—Sim? perguntou vivamente Jorge.
Procopio Dias olhou fixamente um instante; depois riu com a testa.
—Muito, repetiu elle; eu e o Luiz Garcia travamos um duello de louvores, e se não ha nisto vaidade creio que o venci; naturalmente por que sou mais expansivo do que elle. Na verdade, elle é secco, mas o pouco que disse, disse-o com sinceridade. Parece estimar-se muito aquella familia.
Procopio Dias tornou a falar-lhe de Santa Thereza, na noite do dia seguinte, em uma casa onde jantaram juntos. Falou-lhe primeiramente em particular, depois deante de outros. A dona da casa, que era uma Diana caçadora de boatos e novidades, farejou algum mysterio entre as rugas da testa de Procopio Dias, e dobrando as pontas do arco disparou subtilmente uma flecha que ninguem viu, mas foi enterrar-se no coração de Jorge. Este fez boa cara ao tiro, mas lá dentro sangrou um pouco de irritação e medo. Sentia no fundo da consciencia o calor de um sentimento honesto, e comtudo a opinião tendia a apoderar-se delle e a devassar-lhe as cinzas do passado; cinzas frias ou mornas, é o que elle não podia ainda discernir. Confiado em si mesmo, Jorge tremia deante da opinião,—a opinião do epigramma e da anedocta, que começava a sacudir o seu riso escarninho e cru.
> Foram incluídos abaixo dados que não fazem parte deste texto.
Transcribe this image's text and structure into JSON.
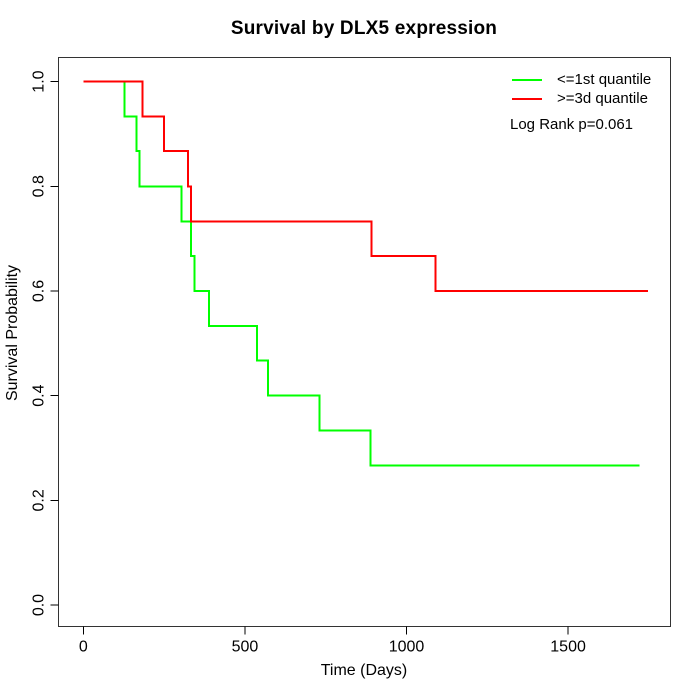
{
  "chart_data": {
    "type": "line",
    "subtype": "kaplan-meier-step",
    "title": "Survival by DLX5 expression",
    "xlabel": "Time (Days)",
    "ylabel": "Survival Probability",
    "x_ticks": [
      0,
      500,
      1000,
      1500
    ],
    "y_ticks": [
      0.0,
      0.2,
      0.4,
      0.6,
      0.8,
      1.0
    ],
    "xlim": [
      -77,
      1817
    ],
    "ylim": [
      -0.041,
      1.046
    ],
    "grid": false,
    "legend_position": "top-right",
    "annotation": "Log Rank p=0.061",
    "series": [
      {
        "name": "<=1st quantile",
        "color": "#00FF00",
        "points": [
          [
            0,
            1.0
          ],
          [
            127,
            1.0
          ],
          [
            127,
            0.933
          ],
          [
            164,
            0.933
          ],
          [
            164,
            0.867
          ],
          [
            174,
            0.867
          ],
          [
            174,
            0.8
          ],
          [
            303,
            0.8
          ],
          [
            303,
            0.733
          ],
          [
            333,
            0.733
          ],
          [
            333,
            0.667
          ],
          [
            344,
            0.667
          ],
          [
            344,
            0.6
          ],
          [
            388,
            0.6
          ],
          [
            388,
            0.533
          ],
          [
            538,
            0.533
          ],
          [
            538,
            0.467
          ],
          [
            571,
            0.467
          ],
          [
            571,
            0.4
          ],
          [
            731,
            0.4
          ],
          [
            731,
            0.333
          ],
          [
            889,
            0.333
          ],
          [
            889,
            0.267
          ],
          [
            1721,
            0.267
          ]
        ]
      },
      {
        "name": ">=3d quantile",
        "color": "#FF0000",
        "points": [
          [
            0,
            1.0
          ],
          [
            183,
            1.0
          ],
          [
            183,
            0.933
          ],
          [
            249,
            0.933
          ],
          [
            249,
            0.867
          ],
          [
            323,
            0.867
          ],
          [
            323,
            0.8
          ],
          [
            333,
            0.8
          ],
          [
            333,
            0.733
          ],
          [
            892,
            0.733
          ],
          [
            892,
            0.667
          ],
          [
            1090,
            0.667
          ],
          [
            1090,
            0.6
          ],
          [
            1747,
            0.6
          ]
        ]
      }
    ]
  }
}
Inquieto e aborrecido, saiu dalli pouco depois de jantar. O gracejo da dona da casa continuava a zumbir-lhe ao ouvido, ao mesmo tempo que a figura de Estella lhe surgia aos olhos, com o seu aspecto do costume. Já entrado na rua dos Invalidos, Jorge desandou o caminho e foi direito a um theatro, com o fim de aturdir-se e esquecer mais depressa. Eram nove horas e meia; assistiu a um resto de drama, que lhe pareceu jovial, e a uma comedia inteira, que lhe pareceu lugubre. Não obstante, arejou o espirito dos cuidados da noite, e caminhou para casa mais leve e desassombrado. Era uma hora quando chegou; o creado entregou-lhe uma carta.
—A pessoa que trouxe esta carta disse que era urgente.
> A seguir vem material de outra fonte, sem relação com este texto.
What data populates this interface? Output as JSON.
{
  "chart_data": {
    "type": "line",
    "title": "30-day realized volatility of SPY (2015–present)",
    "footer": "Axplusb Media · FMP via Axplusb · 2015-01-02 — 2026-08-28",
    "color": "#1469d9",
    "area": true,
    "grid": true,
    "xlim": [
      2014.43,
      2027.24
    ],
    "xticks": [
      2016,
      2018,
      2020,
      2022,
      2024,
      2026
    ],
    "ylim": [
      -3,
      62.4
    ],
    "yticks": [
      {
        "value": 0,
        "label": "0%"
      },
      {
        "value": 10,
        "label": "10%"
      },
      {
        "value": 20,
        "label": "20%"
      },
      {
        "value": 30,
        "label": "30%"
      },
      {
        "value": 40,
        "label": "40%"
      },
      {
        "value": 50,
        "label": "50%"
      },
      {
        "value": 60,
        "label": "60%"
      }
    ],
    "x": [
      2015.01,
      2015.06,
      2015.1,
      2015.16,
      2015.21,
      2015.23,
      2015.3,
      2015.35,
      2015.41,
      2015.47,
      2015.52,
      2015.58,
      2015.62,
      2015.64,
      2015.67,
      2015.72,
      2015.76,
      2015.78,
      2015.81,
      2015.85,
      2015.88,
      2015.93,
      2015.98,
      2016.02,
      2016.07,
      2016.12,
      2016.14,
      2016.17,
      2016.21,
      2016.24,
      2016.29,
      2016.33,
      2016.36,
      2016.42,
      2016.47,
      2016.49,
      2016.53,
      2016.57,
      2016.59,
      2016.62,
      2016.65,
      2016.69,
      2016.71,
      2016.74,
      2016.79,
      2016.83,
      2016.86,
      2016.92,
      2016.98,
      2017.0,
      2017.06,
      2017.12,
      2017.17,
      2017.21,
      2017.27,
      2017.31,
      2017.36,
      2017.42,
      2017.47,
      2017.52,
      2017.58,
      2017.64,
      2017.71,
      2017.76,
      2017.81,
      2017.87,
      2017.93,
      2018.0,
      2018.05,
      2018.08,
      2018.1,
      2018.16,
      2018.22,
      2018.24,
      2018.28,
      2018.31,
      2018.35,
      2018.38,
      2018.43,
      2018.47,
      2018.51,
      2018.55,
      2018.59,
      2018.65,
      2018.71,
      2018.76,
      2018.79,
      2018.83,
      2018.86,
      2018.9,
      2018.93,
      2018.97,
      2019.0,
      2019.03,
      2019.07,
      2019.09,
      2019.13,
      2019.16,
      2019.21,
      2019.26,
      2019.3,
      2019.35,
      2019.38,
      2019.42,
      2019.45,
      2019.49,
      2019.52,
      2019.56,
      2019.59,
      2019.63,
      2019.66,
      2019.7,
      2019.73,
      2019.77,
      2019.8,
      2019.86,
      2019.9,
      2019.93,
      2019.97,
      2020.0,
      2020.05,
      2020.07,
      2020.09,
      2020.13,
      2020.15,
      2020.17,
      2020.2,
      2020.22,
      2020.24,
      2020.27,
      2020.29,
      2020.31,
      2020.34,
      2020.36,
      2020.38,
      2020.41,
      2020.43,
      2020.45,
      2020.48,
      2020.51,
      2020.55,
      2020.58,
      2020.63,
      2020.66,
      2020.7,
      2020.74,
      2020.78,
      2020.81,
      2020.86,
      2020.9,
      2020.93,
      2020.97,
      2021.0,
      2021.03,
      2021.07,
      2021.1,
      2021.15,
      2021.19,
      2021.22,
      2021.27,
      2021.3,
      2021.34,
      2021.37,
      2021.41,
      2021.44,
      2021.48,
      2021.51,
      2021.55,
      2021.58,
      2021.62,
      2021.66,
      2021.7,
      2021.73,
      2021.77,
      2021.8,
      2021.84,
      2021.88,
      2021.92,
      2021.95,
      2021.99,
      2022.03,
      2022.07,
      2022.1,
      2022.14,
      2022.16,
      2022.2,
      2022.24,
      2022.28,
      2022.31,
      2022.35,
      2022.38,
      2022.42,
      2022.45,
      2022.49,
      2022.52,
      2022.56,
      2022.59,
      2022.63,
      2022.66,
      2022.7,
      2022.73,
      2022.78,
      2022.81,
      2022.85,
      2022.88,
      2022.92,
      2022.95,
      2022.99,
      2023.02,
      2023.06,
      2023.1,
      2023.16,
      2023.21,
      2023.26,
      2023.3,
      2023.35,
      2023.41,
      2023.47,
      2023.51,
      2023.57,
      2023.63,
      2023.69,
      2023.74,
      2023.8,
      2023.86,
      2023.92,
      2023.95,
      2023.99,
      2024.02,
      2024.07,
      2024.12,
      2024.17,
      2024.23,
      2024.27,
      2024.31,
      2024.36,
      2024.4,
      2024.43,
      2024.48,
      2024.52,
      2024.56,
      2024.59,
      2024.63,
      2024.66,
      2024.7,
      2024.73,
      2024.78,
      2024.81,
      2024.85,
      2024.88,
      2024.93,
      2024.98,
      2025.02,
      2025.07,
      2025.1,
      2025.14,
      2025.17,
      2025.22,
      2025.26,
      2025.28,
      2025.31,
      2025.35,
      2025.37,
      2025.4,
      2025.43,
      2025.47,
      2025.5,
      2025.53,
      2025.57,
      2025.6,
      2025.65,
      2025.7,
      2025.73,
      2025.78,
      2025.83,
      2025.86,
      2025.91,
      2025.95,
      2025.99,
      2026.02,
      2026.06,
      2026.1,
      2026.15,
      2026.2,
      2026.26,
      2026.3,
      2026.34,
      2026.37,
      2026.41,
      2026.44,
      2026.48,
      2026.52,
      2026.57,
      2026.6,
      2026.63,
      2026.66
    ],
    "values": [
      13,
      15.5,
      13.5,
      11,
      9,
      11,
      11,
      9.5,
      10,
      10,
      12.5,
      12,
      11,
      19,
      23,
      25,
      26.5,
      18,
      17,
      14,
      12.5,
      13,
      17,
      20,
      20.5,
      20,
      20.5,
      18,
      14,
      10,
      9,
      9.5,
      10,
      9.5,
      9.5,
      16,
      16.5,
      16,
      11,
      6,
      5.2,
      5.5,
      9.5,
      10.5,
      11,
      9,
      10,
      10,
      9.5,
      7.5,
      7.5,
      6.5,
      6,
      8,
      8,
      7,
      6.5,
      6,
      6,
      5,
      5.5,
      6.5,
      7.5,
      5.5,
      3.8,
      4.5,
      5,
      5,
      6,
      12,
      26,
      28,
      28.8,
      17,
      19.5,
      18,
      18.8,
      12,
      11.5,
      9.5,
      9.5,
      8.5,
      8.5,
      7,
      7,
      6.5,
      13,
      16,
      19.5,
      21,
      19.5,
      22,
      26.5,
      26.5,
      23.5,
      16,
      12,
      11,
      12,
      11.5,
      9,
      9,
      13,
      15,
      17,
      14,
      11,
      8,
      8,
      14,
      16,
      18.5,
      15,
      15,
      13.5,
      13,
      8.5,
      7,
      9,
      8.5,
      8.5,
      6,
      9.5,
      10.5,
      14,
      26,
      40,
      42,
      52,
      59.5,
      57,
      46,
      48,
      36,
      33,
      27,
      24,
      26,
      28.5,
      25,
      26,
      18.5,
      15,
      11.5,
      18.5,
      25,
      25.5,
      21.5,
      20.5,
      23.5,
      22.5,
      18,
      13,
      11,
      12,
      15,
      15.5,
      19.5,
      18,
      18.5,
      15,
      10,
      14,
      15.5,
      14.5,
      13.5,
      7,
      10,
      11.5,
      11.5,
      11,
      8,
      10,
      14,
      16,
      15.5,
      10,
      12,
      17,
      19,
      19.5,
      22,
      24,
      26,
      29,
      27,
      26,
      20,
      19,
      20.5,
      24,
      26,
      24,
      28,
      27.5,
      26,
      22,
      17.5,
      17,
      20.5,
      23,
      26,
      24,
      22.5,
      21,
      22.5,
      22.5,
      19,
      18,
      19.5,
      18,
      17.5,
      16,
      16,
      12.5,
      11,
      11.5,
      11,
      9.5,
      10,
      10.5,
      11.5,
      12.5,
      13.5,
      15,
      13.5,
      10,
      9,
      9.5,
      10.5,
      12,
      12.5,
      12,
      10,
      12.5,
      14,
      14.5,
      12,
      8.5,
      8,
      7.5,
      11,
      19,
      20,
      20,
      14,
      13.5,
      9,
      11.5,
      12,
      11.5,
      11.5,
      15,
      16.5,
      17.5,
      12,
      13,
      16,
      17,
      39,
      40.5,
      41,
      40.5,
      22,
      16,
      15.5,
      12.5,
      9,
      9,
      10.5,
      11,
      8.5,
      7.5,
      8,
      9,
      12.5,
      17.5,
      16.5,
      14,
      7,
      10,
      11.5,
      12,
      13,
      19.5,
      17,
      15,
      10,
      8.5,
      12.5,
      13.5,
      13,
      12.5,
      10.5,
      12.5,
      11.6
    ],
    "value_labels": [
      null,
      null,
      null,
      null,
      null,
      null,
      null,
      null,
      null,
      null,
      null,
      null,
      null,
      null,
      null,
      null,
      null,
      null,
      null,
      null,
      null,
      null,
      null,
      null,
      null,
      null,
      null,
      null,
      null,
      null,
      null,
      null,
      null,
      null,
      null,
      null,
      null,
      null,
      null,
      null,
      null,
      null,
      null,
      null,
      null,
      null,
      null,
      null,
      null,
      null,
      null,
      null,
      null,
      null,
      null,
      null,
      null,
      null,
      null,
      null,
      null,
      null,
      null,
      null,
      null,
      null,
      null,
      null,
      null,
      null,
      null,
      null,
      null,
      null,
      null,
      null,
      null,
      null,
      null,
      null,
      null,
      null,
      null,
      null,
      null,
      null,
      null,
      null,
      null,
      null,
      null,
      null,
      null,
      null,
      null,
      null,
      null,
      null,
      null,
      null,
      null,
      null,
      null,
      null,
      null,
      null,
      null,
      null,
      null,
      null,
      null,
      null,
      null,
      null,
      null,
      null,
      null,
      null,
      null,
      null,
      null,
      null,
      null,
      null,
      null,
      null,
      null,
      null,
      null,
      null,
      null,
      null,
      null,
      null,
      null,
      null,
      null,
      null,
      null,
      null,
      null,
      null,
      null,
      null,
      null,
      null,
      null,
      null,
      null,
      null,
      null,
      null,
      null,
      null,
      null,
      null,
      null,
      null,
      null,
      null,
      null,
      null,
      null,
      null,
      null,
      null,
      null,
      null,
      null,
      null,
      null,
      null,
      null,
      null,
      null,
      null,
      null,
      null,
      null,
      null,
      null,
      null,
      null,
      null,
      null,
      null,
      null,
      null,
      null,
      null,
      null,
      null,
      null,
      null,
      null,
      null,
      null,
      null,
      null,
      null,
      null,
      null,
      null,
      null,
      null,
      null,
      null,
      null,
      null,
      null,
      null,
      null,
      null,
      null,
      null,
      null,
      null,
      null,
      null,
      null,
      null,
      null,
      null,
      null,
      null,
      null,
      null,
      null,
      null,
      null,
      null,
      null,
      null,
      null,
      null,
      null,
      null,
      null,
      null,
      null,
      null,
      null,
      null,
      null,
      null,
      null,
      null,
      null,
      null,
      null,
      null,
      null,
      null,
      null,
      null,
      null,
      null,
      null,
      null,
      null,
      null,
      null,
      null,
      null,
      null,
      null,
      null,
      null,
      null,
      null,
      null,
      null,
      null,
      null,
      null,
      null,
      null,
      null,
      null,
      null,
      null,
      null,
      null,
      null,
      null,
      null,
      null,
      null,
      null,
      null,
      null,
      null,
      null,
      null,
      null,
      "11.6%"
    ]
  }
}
Jorge reeebeu-a, sem conhecer a lettra do sobrescripto. Era lettra de mulher. Abriu-a sem pressa, mas não sem curiosidade. Não era longa; dizia simplesmente isto:—«Illm. Sr. doutor. Papae está muito mal; pede-lhe o favor de vir a nossa casa.—Lina Garcia.»
—A que horas veiu esta carta? perguntou elle ao creado.
—Ás sete.
Jorge fez um gesto de enfado e mandou buscar um tilbury. Dahi a uma hora parava á porta de Luiz Garcia. Era tudo silencio. Jorge deteve-se alguns instantes, incerto sobre o que convinha fazer. O perigo, se perigo houve, podia ter passado, e toda a familia estaria em repouso. Espreitou pela porta do jardim, e viu uma claridade frouxa, atravez de uma veneziana. Logo depois ouviu passos na areia. Era o Sr. Antunes que sentira parar o tilbury.